Happy Hour: Elevate Home Entertaining with a Bar
While some trends in home design burn red hot for a year or two only to fade into oblivion, one trend that continues to grow in popularity is designing spaces specifically with entertaining at home in mind.
The kitchen, once considered a utilitarian space that needed to be hidden away from guests’ gentle eyes, has morphed into the centerpiece of open floor plan living which allows host and visitors to interact throughout the evening. When clients visit our South Shore kitchen and bath showroom in the initial phases of designing a new kitchen, an open concept has become the rule rather than the exception. And the desire to include a home bar isn’t far behind on our clients’ must-have wish lists.
“We just don’t have the space.”
If a bar is on a client’s wish list, our designers will find the space.
For this little beauty, part of a home renovation, our designer commandeered a closet to create a “pocket” dry bar. Within just a few feet of floor space is the bar top, with a slim wine refrigerator and storage below, and glass-fronted cabinets above. With mirrored backs and lighting, the upper cabinets create an eye-catching display for stemware. Under-mounted lighting illuminates the serving space.
Wet Bar vs. Dry Bar
The difference between a “wet bar” and a “dry bar” is exactly what it sounds like; the availability of water.
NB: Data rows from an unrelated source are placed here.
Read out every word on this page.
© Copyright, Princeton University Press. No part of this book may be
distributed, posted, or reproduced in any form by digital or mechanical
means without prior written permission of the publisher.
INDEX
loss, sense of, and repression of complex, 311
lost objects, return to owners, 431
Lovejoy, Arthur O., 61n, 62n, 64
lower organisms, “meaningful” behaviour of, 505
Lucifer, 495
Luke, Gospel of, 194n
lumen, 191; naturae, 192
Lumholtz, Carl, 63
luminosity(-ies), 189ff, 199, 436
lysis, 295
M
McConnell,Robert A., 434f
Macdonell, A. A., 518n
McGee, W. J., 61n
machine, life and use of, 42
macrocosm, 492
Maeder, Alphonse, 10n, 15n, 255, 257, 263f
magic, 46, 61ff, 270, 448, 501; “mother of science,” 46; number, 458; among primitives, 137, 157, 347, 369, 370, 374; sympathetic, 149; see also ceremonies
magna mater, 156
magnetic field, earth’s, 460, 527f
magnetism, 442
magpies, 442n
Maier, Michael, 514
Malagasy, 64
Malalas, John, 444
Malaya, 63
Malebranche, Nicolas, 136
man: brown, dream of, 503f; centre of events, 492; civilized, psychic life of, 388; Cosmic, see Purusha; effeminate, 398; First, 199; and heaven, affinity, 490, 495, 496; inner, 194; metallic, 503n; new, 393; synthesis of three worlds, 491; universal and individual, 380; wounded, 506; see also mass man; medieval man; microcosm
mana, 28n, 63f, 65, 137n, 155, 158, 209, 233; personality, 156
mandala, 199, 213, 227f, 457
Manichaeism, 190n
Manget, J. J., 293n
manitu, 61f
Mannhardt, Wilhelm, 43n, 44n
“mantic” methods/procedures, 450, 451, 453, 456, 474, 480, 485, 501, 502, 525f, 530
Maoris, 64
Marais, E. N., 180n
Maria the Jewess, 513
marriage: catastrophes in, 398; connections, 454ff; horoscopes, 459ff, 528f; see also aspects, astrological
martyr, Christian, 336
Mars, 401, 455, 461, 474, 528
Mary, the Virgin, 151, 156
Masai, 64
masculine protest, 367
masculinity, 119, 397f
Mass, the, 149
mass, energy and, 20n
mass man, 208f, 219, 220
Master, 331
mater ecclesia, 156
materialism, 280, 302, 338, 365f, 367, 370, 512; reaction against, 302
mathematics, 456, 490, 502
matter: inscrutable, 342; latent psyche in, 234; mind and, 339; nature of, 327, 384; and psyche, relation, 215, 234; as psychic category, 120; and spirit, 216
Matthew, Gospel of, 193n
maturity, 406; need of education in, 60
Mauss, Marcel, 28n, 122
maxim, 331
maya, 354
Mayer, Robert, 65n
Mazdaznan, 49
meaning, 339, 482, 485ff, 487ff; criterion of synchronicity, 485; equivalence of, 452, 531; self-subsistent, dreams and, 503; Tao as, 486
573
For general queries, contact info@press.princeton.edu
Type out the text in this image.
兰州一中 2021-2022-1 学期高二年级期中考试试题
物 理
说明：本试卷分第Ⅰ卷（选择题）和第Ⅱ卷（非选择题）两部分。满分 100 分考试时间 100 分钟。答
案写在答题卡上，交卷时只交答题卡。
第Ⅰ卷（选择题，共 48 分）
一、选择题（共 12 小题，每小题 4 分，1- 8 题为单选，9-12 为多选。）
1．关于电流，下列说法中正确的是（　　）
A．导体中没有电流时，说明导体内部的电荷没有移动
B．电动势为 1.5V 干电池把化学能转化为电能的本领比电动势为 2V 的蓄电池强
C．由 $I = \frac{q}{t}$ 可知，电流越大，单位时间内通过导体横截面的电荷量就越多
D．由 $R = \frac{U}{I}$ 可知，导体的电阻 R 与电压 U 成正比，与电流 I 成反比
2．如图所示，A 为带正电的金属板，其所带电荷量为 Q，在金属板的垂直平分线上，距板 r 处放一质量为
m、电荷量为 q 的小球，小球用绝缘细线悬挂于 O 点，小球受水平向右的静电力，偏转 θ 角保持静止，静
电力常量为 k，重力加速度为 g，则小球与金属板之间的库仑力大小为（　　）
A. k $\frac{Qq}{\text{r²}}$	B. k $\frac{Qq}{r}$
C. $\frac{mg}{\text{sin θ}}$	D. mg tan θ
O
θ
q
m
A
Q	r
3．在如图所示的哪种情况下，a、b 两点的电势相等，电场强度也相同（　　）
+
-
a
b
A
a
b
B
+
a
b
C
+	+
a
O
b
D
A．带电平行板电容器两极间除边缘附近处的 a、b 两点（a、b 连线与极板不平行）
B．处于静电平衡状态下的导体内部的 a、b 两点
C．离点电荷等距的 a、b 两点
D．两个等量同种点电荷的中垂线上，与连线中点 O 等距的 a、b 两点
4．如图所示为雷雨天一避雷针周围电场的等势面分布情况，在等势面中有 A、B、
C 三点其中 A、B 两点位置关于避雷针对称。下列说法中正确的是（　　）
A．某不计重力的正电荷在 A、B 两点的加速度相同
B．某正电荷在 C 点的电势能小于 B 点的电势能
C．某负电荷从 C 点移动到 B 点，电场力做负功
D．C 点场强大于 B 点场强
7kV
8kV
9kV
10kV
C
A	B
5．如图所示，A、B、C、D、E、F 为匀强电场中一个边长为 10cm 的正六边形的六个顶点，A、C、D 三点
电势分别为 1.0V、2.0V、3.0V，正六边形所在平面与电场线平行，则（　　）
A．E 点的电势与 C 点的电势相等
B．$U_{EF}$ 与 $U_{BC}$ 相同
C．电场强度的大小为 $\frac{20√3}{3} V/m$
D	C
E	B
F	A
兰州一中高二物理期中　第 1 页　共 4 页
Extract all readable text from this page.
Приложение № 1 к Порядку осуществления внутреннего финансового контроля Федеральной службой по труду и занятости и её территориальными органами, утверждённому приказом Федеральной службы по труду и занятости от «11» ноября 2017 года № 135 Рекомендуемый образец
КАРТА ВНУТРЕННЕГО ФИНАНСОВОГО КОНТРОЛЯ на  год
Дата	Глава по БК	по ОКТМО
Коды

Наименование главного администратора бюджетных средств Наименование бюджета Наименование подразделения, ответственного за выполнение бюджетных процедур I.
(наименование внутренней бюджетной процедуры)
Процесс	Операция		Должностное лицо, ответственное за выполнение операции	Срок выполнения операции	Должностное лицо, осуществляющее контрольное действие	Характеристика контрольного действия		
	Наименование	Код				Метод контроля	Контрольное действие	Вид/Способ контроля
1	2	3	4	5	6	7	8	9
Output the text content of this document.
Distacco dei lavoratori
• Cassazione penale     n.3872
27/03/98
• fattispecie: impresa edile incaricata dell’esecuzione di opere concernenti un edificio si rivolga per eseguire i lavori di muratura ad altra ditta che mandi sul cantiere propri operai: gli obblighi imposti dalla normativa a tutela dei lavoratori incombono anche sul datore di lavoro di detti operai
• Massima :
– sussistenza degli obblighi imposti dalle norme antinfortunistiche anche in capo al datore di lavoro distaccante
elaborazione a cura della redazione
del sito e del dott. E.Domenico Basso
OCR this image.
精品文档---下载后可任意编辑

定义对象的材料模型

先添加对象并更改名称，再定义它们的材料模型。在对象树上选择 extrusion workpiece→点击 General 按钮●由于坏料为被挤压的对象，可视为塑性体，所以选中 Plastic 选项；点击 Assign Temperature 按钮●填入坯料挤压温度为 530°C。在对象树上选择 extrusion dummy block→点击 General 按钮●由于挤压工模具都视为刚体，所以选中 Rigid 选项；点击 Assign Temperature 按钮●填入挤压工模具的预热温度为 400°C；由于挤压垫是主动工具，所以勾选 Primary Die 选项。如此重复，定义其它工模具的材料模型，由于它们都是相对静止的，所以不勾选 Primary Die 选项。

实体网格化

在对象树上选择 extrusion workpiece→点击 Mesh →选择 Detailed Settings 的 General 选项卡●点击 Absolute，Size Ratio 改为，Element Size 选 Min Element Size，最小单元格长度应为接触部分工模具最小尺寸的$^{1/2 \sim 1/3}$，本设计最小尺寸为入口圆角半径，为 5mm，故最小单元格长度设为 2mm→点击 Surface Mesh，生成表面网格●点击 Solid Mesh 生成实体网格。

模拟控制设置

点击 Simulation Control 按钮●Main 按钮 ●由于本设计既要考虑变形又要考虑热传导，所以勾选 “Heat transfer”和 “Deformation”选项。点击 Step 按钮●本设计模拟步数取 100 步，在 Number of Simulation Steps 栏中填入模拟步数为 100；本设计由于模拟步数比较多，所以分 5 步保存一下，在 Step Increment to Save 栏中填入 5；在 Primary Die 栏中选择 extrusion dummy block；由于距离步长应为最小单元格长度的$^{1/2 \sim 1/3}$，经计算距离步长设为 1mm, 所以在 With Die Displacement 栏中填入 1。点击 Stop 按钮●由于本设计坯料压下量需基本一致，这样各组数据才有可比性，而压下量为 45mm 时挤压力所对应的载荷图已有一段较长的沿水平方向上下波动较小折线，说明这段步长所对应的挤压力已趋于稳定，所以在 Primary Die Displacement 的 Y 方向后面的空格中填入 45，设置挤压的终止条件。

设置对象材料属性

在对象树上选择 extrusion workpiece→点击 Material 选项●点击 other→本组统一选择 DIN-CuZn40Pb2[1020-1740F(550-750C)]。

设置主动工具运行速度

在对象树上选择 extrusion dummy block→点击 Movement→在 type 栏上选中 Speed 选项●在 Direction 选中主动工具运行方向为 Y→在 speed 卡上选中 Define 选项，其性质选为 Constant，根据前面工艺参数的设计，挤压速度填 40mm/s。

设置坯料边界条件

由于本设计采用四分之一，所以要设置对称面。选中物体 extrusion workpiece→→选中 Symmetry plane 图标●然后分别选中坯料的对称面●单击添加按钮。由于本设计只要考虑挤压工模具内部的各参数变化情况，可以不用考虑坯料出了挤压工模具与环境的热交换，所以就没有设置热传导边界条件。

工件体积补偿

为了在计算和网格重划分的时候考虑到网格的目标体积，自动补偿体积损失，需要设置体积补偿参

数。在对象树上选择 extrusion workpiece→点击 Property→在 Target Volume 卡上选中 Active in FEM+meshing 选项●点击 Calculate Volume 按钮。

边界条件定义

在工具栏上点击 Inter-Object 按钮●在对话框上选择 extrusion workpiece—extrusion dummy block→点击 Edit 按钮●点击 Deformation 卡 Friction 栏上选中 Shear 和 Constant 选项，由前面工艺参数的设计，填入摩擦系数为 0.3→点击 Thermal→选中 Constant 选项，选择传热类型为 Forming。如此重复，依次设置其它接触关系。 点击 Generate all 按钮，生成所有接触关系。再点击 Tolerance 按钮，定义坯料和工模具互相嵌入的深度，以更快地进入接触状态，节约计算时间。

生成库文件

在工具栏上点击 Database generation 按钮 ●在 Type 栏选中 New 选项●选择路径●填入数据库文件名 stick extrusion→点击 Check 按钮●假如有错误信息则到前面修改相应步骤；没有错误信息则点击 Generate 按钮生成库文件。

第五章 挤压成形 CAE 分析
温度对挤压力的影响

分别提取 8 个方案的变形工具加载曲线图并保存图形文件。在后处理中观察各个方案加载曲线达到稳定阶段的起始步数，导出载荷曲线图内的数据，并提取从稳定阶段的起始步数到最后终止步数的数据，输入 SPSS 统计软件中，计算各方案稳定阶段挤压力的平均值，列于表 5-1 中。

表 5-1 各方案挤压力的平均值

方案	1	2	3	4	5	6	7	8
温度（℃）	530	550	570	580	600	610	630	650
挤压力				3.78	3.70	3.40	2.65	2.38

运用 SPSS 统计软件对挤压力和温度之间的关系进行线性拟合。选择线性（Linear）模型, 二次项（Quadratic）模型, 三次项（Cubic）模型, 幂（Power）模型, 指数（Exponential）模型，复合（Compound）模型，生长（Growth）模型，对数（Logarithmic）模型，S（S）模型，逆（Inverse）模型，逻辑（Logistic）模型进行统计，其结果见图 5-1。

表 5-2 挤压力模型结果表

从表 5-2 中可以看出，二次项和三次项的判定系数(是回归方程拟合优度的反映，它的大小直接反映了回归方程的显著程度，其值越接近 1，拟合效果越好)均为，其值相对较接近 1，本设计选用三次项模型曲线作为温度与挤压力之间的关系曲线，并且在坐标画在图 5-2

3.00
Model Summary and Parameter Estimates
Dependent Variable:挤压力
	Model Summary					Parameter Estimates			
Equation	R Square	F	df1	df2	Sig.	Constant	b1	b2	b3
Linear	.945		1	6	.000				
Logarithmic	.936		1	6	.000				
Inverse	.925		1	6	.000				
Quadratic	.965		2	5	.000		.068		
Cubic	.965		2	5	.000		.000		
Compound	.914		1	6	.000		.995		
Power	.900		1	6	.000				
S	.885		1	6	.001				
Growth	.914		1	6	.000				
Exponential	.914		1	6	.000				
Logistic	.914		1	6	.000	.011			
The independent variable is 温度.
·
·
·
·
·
With the purpose of a bar often considered twofold, to create a gathering space and to keep guests away from the cook’s work zone, adding a sink to a home bar can be a great investment. If existing plumbing can be utilized, it can also have a minimal impact on the overall cost.
When working on a kitchen renovation with a client who’d like to incorporate a bar, our designers will consider the overall flow of the space as well as the ability to tap into existing plumbing, preferably away from the primary work zone, perhaps from an adjacent powder room.
As home bars have become more prevalent, companies such as Sub-Zero and U-Line have added to their refrigeration options, with sizes and styles now readily available to accommodate even the tiniest space.
In the kitchen shown below on the left, our designer added an under-counter wine cooler at one end of the kitchen. Paired with a cabinet above for storing stemware, it’s an incredibly space- and cost-efficient bar arrangement. In the photo on the right, our designer, in collaboration with Michelle Cortizo of Cortizo Interiors, turned an out-of-the-way corner into a bar with a petite refrigerator, storage and window seat. Perfect!
In the spacious kitchen below, our designer devoted an entire corner to a home bar. In addition to a large wine cooler, there are refrigerated drawers for mixers and beer.
Location, Location, Location
Regardless of the scope of a project, the first step in our design process is an extensive Q&A which allows our designers to fully understand the clients’ style and design and how they use their homes. If a client is contemplating a home bar, this step will help determine where a bar might best fit the homeowners’ lifestyle.
For those who prefer a casual approach to entertaining at home, having the bar in the kitchen tends to work best. In both of the kitchens shown below, our designers sited the bar in the center of the space. With the work zone on one side the center island and the bar on the other, everyone can easily congregate together without the chef having to constantly say “excuse me” while preparing dinner.
With homeowners who prefer a more formal feel to entertaining at home, or who host family gatherings for the holidays, adding a bar to the dining room, as our designer did here, can make more sense. This one doubles as buffet and includes storage not only for stemware and spirits, but also for large serving pieces.
When clients enjoy having a home that’s “party central” we may suggest devoting more space to the bar so that stools can be included.
And in this Cape Cod summer home, our designer, in collaboration with Kathleen Hay Design, opted for a true pub style feel with a belly-up-worthy bar positioned to take in the view of the water. A window over the sink works as a pass-through when our clients are entertaining out on the deck.
A Different Kind of Bar
There’s no rule that says a bar must be used for serving adult beverages. When it comes to creating party-ready spaces for our clients, our designers are all about, well…no holds barred!
At the same Cape Cod home shown above, our designer integrated a chilling sink with a design inspired by a ship’s wheel that can be used as a “help yourself” raw bar and for icing beverages. So fun!
Another great option is a coffee bar, especially for summer houses where overnight guests are part of the fun. As guests greet the day they can help themselves to their favorite coffee beverage. With an added microwave, like the one below, and a toaster, guests can also prepare a quick breakfast on their own.
When it comes to entertaining at home, morning, noon or night, a bar can make every hour spent with friends and family a “happy hour!”